Huge
Z180 Arrays
Copyright 1990,
Jack G. Ganssle
Abstract
The Z180's banking
scheme is great for handling code; data is a bit more complex. Here's example
code.
Published in
Embedded Systems Programming, August 1990
Zilog's Z180 (aka
64180) is sometimes used in applications where huge quantities of data are collected
or analyzed. Their CMOS low power
design makes them perfect for battery powered data acquisition equipment. Or,
as part of an instrument, their architecture is ideal for
storing large amounts of data during analysis.
As I mentioned
in a previous article, these processors include a powerful Memory Management
Unit (MMU) designed to extend the address
space to a full megabyte. With some understanding of the intricacies of the
MMU, it's not too hard to upgrade an old Z80 application to
make use of the extra memory. Of course, the HD64180 still uses a 64k logical
address (for compatibility with the Z80), so a Z80 program
doesn't suddenly get a nice 1 Mb linear addressing range. The software must
be somewhat restructured if huge programs or data areas are
needed.
(As a refresher,
"logical" addresses are those issued by the program; on the HD64180
these can never exceed 64k, the limit imposed by
using 16 bit addresses in load and jump instructions. "Physical"
addresses are those appearing on the CPU's pins; the internal Memory
Management Unit converts Logical to Physical, using a translation algorithm
controlled by the programmer.)
Suppose you're
designing a remote data collection device that gets one 16 bit A/D reading
every second. This doesn't sound like much data,
but after only a day the system will have acquired 86,400 words (172,800 bytes)

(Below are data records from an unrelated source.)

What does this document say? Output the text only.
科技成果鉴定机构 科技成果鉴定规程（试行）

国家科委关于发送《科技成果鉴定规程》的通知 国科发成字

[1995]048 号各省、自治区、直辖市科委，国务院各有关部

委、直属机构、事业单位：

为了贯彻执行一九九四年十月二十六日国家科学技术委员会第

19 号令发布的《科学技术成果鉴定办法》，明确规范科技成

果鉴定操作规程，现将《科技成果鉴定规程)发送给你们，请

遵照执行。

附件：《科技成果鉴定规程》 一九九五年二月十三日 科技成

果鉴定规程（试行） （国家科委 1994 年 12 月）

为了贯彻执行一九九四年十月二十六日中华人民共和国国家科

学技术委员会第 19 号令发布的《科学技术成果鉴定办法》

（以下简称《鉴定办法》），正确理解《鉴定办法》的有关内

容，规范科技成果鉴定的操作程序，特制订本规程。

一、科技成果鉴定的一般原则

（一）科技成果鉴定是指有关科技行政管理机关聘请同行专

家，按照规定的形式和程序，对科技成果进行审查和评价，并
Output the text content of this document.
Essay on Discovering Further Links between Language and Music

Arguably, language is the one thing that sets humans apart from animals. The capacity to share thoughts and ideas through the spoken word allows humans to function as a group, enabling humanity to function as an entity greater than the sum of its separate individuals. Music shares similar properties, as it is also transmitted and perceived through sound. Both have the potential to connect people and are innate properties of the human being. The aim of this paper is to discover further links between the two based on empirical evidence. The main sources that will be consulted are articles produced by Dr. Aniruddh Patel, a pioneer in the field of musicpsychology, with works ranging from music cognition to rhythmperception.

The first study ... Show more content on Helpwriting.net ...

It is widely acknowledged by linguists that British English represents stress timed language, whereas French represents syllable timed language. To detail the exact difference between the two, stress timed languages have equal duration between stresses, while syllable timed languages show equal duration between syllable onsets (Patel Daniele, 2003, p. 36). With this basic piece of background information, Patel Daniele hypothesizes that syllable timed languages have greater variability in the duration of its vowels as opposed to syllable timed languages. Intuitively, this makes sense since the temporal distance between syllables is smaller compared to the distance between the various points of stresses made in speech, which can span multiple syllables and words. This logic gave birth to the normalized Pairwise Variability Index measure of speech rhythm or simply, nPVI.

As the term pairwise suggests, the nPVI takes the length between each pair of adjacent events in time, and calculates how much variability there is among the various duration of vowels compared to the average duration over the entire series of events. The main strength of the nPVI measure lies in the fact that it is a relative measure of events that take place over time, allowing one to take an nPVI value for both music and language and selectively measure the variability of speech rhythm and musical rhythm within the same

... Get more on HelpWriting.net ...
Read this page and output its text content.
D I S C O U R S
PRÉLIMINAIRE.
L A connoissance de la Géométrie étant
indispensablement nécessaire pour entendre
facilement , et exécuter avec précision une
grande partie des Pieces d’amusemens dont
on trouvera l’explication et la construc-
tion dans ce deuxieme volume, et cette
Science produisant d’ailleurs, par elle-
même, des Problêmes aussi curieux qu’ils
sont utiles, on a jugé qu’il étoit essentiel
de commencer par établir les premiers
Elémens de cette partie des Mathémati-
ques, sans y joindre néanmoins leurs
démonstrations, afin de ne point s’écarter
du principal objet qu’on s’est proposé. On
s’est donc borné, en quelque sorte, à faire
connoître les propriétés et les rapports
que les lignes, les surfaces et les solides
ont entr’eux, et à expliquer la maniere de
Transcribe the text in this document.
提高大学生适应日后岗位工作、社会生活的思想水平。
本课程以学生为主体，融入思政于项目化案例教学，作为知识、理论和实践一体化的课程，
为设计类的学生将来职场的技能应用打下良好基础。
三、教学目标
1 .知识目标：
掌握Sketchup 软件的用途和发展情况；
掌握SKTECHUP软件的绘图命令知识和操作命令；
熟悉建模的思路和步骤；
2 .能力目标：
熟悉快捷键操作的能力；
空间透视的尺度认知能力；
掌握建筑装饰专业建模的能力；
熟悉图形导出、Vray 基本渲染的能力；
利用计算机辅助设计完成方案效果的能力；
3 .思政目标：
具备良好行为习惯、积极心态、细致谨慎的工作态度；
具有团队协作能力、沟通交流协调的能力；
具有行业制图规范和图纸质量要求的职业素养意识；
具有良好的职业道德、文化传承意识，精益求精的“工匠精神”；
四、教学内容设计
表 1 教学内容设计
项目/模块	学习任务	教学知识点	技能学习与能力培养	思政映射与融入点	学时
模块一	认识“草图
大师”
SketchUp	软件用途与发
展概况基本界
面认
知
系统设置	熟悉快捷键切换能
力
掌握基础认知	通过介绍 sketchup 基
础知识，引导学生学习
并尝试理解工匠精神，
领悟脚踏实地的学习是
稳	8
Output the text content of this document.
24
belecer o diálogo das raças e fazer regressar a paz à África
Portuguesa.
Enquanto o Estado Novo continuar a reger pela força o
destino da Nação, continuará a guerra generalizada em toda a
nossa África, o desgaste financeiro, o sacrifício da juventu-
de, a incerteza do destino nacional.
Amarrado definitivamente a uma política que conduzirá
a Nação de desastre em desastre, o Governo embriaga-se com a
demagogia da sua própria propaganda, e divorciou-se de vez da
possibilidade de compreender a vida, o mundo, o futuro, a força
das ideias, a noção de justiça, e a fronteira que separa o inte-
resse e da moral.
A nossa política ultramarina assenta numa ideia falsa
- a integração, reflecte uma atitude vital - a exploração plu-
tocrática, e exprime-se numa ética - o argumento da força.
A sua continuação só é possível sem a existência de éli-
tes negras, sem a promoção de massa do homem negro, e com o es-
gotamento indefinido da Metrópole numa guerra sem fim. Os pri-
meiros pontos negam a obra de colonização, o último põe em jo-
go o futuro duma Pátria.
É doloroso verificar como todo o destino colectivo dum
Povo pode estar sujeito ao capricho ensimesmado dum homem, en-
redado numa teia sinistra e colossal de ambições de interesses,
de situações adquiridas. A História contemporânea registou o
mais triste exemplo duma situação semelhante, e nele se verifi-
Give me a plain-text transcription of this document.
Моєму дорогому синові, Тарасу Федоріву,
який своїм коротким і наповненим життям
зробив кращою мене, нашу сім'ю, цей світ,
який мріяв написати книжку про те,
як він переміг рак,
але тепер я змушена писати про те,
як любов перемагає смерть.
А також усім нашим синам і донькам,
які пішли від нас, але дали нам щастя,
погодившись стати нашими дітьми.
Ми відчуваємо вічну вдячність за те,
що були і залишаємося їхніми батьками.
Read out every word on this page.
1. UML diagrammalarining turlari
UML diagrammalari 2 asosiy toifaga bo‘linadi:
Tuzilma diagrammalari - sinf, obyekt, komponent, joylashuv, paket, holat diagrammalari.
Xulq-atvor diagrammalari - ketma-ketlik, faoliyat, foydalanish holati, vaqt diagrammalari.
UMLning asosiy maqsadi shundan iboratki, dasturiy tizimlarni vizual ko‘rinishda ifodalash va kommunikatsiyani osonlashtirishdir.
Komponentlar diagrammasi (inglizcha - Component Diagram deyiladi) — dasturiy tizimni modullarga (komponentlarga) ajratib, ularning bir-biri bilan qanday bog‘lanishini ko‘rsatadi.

- far more than the logical address space of 64k.
Managing a 64180's
memory in this sort of application demands careful analysis of both the logical
and physical address space needs. There
is no way all 176k will fit within the 64k logical space, so the program will
have to remap the MMU, possibly often, to get to the array.
Accessing Arrays
This problem
requires "sequential" access to the data, since the current data
point is appended immediately after the last. It is a
special case of the more general array accessing situation, where a program
might need any arbitrary data point, in no particular order.
"Random" array access is analogous to that employed by disk drives,
while sequential is typical of tapes.
Byte-oriented
data (like strings) is easy to work with. Element I is the "Ith"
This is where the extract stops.